Russie : pollution géante dans l’Arctique

10 Juin 2020

Visible depuis l’espace : plusieurs rivières, des lacs de la presqu’île russe de Taïmyr, en Sibérie du Nord, affichent une couleur rouge sang, tandis que les eaux et les sols sont contaminés par 23 000 tonnes de diesel sur des milliers de kilomètres carrés en direction de l’océan Arctique.

À l’origine de cette pollution gigantesque, il y a l’effondrement d’un réservoir d’une centrale électrique appartenant à une filiale du géant métallurgique mondial Norilsk Nickel. Ce qui s’annonce comme une catastrophe écologique majeure serait sous contrôle, à en croire le Kremlin, qui a certes mobilisé de vastes moyens militaires, mais qui n’en serait pas à son premier mensonge d’État. Et, à défaut d’avoir pu l’éviter, Poutine a décidé de s’en servir.

« Ça ne va pas bien dans votre tête ? Comment se fait-il qu’il vous ait fallu deux jours pour nous avertir ? Allons-nous désormais découvrir les situations d’urgence par les réseaux sociaux ? » Les chaînes russes de télévision ont toutes montré le président dans ce rôle sur lequel il a bâti son image : celui d’un redresseur de torts n’hésitant pas à s’en prendre aux puissants. Les téléspectateurs russes ont donc pu l’entendre rudoyer en direct le directeur général de la filiale de Norilsk Nickel. Quant au gouverneur de la région, il en a pris pour son grade quand il a dit ne pas savoir combien de temps dureraient les opérations de nettoyage. « C’est pourtant vous le gouverneur », a fulminé Poutine.

Avec la crise sanitaire, celui-ci avait craint d’associer son image au discrédit des autorités. Car la population voyait l’épidémie se propager sans que rien ne soit organisé pour y faire face. Le Kremlin s’était défaussé sur les gouverneurs et maires des grandes villes, qu’il avait publiquement chargés de lutter contre l’épidémie. Le « centre » pouvait ainsi espérer que, si la population laissait éclater sa colère, elle épargnerait le sommet du régime.

D’où la réapparition publique de Poutine dans des circonstances où il peut s’attribuer le beau rôle. Et il en a bien besoin, sachant que le 1er juillet le Kremlin va organiser un référendum – initialement prévu le 22 avril, mais reporté pour cause de Covid-19 – sur une réforme constitutionnelle qui, de fait, doit le consacrer président à vie.

Dans cette perspective, l’instauration de l’état d’urgence fédéral pour combattre la pollution du Grand Nord sibérien par Norilsk Nickel n’est qu’un argument dans la panoplie électorale de Poutine.
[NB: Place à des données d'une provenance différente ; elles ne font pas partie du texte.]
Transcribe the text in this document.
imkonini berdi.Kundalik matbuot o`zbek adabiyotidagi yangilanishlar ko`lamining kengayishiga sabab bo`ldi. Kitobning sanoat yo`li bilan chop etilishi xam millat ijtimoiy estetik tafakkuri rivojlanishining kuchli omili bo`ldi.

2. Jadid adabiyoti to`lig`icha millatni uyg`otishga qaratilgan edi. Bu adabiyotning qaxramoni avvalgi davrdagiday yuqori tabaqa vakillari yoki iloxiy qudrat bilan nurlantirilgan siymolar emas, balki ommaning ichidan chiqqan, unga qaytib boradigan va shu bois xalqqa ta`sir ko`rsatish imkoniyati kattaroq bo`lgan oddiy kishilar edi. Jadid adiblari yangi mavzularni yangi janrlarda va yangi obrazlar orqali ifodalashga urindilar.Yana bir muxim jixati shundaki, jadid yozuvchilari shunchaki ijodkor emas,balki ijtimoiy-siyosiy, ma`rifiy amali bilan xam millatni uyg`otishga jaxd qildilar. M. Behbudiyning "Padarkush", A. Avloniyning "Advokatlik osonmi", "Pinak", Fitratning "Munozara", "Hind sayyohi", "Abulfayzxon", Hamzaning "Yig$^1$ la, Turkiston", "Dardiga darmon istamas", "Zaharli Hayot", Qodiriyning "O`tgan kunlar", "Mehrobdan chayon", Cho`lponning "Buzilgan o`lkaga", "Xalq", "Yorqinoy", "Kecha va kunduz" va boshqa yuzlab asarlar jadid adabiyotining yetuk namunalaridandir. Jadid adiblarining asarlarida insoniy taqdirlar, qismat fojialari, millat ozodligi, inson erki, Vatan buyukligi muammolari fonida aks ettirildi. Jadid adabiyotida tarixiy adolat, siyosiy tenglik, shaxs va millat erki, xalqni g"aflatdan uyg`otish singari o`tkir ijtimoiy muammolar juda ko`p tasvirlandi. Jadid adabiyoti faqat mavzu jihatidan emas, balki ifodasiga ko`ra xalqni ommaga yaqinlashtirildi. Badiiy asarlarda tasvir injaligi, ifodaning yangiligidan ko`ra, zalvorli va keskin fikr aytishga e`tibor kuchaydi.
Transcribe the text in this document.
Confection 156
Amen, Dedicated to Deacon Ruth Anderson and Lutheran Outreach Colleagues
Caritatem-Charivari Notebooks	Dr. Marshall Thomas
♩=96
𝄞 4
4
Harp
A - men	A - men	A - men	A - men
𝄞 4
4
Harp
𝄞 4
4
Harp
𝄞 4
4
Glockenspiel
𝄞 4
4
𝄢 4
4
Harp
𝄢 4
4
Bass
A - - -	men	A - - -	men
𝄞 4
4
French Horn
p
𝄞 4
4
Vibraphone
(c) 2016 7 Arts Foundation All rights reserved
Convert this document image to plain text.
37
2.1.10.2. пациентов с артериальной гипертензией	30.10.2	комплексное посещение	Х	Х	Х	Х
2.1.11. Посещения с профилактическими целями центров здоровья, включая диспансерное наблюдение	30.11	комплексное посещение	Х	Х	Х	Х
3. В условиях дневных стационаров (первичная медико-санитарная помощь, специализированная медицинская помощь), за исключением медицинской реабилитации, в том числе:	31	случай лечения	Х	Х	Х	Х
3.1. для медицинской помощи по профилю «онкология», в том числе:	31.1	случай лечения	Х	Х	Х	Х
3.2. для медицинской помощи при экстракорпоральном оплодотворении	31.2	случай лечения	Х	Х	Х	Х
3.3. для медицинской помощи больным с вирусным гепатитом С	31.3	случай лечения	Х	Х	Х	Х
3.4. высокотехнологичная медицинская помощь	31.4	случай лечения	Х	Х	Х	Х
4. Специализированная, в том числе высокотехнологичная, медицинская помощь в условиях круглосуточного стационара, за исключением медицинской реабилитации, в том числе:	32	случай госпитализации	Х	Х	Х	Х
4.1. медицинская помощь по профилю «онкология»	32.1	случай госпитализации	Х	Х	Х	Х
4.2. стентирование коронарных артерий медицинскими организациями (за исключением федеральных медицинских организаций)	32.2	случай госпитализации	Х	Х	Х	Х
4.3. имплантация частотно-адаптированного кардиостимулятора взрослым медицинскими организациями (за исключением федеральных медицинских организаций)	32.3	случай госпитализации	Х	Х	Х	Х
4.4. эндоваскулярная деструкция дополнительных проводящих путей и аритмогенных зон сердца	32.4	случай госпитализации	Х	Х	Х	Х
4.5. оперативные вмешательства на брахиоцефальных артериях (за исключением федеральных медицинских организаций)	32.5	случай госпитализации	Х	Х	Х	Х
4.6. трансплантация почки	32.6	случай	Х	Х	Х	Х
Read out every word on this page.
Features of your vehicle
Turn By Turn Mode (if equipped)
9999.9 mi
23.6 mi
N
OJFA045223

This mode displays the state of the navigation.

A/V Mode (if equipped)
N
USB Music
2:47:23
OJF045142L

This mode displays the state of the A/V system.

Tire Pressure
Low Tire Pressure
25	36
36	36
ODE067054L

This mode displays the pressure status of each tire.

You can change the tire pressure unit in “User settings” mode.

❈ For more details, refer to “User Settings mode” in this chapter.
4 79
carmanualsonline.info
Comme sa promesse d’imposer une inspection générale des installations industrielles, pipelines, plateformes de forage, etc., menacées par le dégel du permafrost (le sol gelé en permanence) dû au réchauffement climatique, ce dégel serait la cause mécanique de l’effondrement du réservoir de la centrale électrique.

Le Kremlin n’a bien sûr pas les moyens d’inverser le cours des températures. Il n’a pas non plus l’envie d’inquiéter les géants industriels, gaziers et pétroliers qui se sont approprié le Grand Nord russe. Ce désert glacé produit 80 % du gaz, 90 % du nickel et du cobalt, 95 % du platine, 60 % du cuivre, et plus largement un cinquième de toutes les exportations de la Russie ou 10 % de son produit intérieur brut. Les rennes ne sont pas les seuls à trouver leur pitance sous la neige : c’est aussi le cas de Gazprom, n° 1 mondial du gaz, de Norilsk Nickel, de loin le n° 1 mondial du nickel et du palladium et l’un des principaux producteurs d’or de Russie. Ces groupes industrialo-­financiers ont pour figure de proue des ­magnats-hommes politiques, des oligarques. Mais surtout ils sont une source gigantesque de revenus pour une foule de bureaucrates petits et grands, privilégiés et parasites du système russe dont Poutine est le chef autant que la clé de voûte.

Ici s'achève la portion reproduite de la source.